As an affiliate, we earn on qualifying purchases.
What Remains Unclear
It is not yet clear how well this setup will scale with different models or tasks, or how it performs over extended use. The performance and stability may vary depending on hardware, configuration, and model choice, and further testing is needed to establish broader applicability.
AI inference hardware for MacBook
As an affiliate, we earn on qualifying purchases.
As an affiliate, we earn on qualifying purchases.
What’s Next
Further experimentation will focus on optimizing configurations, testing additional models, and assessing long-term stability. Developers may explore automating setup processes and improving model performance, with potential community sharing of best practices. Future updates could include support for larger context windows or more advanced model features as hardware and software tools evolve.
edge AI development tools
As an affiliate, we earn on qualifying purchases.
As an affiliate, we earn on qualifying purchases.
Key Questions
Can I run larger models on my MacBook Pro with 24GB RAM?
Currently, only smaller models like Qwen 3.5 9B (Q4) are feasible. Larger models require more memory and computational power, making them impractical on this hardware.
What are the main challenges in setting up local models?

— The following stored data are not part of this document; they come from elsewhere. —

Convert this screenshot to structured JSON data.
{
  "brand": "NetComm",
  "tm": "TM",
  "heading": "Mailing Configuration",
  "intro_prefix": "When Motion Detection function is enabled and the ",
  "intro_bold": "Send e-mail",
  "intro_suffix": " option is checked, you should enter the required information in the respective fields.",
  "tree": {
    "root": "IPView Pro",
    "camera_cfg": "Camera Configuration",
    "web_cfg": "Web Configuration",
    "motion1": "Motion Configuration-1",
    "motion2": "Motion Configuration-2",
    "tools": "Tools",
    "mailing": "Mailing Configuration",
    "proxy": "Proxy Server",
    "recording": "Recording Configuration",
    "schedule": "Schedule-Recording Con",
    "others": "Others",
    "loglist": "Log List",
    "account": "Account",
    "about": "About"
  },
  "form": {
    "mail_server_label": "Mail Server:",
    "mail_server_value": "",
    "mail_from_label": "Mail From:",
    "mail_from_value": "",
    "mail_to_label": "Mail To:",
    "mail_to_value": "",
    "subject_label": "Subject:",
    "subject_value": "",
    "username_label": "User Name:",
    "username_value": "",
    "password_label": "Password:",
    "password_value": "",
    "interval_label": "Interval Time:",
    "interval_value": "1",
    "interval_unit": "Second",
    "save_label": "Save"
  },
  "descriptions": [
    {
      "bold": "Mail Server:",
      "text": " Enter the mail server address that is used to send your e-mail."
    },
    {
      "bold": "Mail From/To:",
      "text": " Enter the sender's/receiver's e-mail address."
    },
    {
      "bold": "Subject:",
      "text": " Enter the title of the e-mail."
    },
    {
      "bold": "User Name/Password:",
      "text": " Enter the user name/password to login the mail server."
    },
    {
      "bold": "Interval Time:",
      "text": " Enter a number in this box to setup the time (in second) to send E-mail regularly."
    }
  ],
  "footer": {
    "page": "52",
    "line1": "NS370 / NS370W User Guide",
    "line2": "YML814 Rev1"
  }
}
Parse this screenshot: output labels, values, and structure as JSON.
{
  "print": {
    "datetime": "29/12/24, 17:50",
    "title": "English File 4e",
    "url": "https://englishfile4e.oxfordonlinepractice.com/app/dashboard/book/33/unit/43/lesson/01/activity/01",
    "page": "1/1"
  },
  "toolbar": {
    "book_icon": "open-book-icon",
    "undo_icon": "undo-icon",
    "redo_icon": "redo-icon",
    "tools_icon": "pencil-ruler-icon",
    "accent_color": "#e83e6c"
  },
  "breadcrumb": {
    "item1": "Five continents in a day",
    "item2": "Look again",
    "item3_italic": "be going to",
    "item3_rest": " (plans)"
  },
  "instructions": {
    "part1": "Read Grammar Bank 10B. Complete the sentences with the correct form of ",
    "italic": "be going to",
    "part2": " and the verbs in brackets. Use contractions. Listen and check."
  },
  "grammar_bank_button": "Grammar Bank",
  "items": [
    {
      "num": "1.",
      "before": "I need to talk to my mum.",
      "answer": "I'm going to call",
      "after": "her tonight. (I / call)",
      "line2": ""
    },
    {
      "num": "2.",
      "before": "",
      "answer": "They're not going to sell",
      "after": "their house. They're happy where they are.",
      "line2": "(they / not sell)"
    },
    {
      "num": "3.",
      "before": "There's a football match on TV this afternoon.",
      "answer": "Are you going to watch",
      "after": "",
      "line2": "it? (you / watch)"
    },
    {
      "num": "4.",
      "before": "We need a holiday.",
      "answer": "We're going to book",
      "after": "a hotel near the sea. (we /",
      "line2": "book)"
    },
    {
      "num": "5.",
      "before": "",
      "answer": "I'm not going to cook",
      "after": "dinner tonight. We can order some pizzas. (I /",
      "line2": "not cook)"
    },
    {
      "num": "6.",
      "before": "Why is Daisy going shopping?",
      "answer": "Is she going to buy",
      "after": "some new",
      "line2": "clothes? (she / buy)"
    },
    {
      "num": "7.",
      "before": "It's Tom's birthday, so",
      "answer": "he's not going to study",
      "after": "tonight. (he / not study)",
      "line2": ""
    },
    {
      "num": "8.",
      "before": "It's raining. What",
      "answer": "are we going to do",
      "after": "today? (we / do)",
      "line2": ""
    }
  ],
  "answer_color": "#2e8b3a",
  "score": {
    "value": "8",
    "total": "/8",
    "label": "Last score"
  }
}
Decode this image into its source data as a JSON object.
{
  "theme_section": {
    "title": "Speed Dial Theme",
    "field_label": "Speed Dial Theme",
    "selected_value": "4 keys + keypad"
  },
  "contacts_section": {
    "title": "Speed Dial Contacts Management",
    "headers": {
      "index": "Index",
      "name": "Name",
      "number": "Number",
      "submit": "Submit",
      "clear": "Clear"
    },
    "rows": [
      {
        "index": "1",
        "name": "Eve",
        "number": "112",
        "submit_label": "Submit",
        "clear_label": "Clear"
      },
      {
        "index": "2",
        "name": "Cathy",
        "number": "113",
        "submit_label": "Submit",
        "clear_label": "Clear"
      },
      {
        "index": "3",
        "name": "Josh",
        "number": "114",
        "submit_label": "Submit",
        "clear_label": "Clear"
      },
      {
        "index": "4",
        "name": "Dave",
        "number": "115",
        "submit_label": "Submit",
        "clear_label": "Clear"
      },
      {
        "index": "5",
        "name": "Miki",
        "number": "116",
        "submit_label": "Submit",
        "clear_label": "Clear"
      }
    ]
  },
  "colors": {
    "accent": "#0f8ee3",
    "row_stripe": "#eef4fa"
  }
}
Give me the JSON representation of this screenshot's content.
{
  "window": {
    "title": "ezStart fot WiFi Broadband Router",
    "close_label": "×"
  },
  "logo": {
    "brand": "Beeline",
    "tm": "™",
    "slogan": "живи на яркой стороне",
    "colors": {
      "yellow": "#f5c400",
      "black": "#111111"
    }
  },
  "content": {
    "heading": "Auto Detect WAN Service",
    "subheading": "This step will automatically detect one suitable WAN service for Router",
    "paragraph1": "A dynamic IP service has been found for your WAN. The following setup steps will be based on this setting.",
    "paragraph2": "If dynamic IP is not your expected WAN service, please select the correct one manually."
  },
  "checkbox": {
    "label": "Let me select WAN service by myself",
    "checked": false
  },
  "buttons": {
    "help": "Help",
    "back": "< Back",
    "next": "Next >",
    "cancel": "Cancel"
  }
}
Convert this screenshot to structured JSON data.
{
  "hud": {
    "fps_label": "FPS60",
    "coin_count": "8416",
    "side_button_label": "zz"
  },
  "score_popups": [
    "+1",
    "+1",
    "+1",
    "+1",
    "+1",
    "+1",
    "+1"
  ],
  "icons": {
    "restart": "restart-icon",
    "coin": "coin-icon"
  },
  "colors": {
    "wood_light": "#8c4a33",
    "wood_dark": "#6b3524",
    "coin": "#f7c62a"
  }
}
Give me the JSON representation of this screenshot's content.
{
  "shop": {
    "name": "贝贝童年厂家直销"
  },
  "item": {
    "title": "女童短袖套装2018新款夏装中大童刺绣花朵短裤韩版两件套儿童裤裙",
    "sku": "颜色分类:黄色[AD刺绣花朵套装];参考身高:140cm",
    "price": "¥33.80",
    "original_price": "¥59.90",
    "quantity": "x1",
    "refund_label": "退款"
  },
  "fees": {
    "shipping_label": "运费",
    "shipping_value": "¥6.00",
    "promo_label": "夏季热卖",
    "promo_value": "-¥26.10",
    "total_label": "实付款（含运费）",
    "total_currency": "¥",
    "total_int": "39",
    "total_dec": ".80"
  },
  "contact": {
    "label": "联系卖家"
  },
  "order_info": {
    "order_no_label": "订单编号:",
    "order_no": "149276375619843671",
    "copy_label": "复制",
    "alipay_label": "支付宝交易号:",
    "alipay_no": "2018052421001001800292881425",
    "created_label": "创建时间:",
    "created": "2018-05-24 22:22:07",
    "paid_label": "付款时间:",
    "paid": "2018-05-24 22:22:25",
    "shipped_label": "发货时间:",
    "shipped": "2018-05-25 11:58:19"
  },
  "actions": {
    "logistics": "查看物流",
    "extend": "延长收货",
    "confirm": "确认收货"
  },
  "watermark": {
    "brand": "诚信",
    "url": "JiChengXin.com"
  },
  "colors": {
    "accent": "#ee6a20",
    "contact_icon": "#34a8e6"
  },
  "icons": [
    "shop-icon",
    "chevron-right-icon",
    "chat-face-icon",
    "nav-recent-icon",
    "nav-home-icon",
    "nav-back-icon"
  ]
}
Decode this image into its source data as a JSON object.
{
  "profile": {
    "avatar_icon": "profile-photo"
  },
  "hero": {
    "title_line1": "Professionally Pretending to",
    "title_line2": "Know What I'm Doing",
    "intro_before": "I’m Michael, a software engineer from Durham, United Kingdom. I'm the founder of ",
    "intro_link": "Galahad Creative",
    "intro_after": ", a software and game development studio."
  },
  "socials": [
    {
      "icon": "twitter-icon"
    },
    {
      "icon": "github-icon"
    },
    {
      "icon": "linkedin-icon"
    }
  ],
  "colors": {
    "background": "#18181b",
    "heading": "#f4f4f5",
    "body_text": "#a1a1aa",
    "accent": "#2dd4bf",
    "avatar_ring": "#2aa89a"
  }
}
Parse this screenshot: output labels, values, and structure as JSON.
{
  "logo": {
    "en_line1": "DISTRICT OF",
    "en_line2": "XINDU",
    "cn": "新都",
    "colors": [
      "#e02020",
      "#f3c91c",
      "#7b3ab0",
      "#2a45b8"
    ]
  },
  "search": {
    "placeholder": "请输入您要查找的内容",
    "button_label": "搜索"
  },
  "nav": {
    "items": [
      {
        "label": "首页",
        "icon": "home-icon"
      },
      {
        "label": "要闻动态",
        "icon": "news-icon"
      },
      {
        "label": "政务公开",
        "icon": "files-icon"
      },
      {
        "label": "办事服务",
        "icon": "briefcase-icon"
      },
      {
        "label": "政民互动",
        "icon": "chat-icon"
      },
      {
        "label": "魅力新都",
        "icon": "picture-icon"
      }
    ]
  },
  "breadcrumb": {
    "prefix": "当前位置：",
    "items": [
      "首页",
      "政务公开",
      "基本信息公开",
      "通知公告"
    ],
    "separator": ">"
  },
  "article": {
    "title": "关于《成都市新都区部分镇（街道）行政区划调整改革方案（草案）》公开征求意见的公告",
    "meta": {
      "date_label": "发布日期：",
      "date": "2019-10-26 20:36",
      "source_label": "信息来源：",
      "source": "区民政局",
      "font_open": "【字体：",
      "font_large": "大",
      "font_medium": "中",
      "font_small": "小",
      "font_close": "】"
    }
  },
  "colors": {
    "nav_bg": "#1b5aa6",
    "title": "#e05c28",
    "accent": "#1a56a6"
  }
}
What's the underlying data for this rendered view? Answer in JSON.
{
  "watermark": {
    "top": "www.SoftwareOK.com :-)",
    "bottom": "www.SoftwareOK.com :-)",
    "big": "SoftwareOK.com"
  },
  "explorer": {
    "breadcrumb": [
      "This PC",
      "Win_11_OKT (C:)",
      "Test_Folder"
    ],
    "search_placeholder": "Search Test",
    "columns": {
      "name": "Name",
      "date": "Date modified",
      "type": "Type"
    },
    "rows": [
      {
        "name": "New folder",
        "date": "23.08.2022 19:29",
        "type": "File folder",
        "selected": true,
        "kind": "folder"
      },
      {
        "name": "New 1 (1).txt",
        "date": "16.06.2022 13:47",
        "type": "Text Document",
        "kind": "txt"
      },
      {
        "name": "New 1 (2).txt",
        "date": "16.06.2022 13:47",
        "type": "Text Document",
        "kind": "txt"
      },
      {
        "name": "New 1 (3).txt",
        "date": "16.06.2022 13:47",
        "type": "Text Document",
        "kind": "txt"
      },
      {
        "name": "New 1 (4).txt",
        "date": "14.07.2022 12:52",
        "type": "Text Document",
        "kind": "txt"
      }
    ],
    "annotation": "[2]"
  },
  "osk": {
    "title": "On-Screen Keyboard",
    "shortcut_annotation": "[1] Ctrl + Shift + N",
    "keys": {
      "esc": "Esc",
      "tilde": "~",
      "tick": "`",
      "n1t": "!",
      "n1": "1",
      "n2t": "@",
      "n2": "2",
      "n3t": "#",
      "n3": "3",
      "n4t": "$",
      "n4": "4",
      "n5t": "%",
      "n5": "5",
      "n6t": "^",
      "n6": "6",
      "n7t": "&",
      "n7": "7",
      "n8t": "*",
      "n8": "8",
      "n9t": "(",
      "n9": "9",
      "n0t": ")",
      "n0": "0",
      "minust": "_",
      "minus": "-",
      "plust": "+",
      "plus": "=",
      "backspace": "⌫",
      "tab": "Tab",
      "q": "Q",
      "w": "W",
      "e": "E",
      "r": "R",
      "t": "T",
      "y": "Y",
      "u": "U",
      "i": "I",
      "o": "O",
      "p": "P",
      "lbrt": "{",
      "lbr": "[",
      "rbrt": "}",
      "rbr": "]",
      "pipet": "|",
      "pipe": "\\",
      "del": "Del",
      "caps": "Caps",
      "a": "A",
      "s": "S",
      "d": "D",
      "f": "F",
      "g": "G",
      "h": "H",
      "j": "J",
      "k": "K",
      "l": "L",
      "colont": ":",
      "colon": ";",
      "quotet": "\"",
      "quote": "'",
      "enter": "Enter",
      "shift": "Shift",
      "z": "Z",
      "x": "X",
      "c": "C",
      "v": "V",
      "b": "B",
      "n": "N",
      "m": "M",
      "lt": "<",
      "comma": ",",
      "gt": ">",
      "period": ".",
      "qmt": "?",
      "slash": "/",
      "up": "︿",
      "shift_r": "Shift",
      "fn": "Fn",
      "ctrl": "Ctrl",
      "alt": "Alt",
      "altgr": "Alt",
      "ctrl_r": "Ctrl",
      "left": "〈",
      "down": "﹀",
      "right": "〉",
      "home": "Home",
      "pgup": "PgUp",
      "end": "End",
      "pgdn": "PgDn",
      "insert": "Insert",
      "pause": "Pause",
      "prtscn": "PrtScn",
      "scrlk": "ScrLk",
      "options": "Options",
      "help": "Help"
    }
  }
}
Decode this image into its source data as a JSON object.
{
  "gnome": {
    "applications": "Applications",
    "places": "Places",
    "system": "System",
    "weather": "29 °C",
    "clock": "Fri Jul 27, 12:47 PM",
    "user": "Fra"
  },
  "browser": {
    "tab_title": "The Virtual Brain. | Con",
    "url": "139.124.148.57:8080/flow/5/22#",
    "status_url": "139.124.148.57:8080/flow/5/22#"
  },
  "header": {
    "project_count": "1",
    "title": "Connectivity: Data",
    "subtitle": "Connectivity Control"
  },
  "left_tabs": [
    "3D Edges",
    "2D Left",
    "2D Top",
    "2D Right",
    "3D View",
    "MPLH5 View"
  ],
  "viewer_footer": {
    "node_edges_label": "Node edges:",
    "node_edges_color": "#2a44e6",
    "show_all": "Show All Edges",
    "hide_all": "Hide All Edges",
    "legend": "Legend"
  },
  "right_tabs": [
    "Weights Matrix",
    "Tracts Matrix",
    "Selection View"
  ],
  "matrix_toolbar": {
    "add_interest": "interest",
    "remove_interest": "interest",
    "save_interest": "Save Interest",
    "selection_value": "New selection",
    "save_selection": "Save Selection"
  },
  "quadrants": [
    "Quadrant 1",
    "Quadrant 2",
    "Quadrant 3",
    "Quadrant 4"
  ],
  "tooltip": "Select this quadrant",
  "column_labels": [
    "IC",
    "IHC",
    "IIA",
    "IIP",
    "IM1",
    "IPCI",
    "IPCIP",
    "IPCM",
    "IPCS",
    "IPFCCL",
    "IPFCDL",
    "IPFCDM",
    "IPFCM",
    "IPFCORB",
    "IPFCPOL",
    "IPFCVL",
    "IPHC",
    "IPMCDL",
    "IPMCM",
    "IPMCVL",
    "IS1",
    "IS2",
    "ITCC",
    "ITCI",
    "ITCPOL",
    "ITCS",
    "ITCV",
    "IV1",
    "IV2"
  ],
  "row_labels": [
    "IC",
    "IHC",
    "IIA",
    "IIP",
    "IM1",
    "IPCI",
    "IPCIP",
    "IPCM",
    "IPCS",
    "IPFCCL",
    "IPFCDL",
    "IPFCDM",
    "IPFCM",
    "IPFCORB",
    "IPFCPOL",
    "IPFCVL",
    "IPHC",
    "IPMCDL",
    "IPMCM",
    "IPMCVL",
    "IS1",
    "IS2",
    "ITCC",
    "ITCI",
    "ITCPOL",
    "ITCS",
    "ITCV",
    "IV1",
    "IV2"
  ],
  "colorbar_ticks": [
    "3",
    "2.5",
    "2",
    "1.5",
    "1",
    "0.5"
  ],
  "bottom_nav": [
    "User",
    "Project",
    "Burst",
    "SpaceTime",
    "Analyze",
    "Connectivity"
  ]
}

Configuring the model, enabling features like ‘thinking’ mode, and optimizing inference settings require technical expertise and trial-and-error. Compatibility issues and performance tuning are common hurdles.
Does running models locally compromise their capabilities compared to cloud-based models?
Yes, smaller local models typically lack the complexity and long-term reasoning abilities of state-of-the-art cloud models. They are suitable for basic tasks and research but not for solving complex, multi-step problems.
What are the benefits of running models locally?
Offline operation, enhanced privacy, reduced reliance on internet connectivity, and potential cost savings are key benefits. It also allows more control over the environment and data.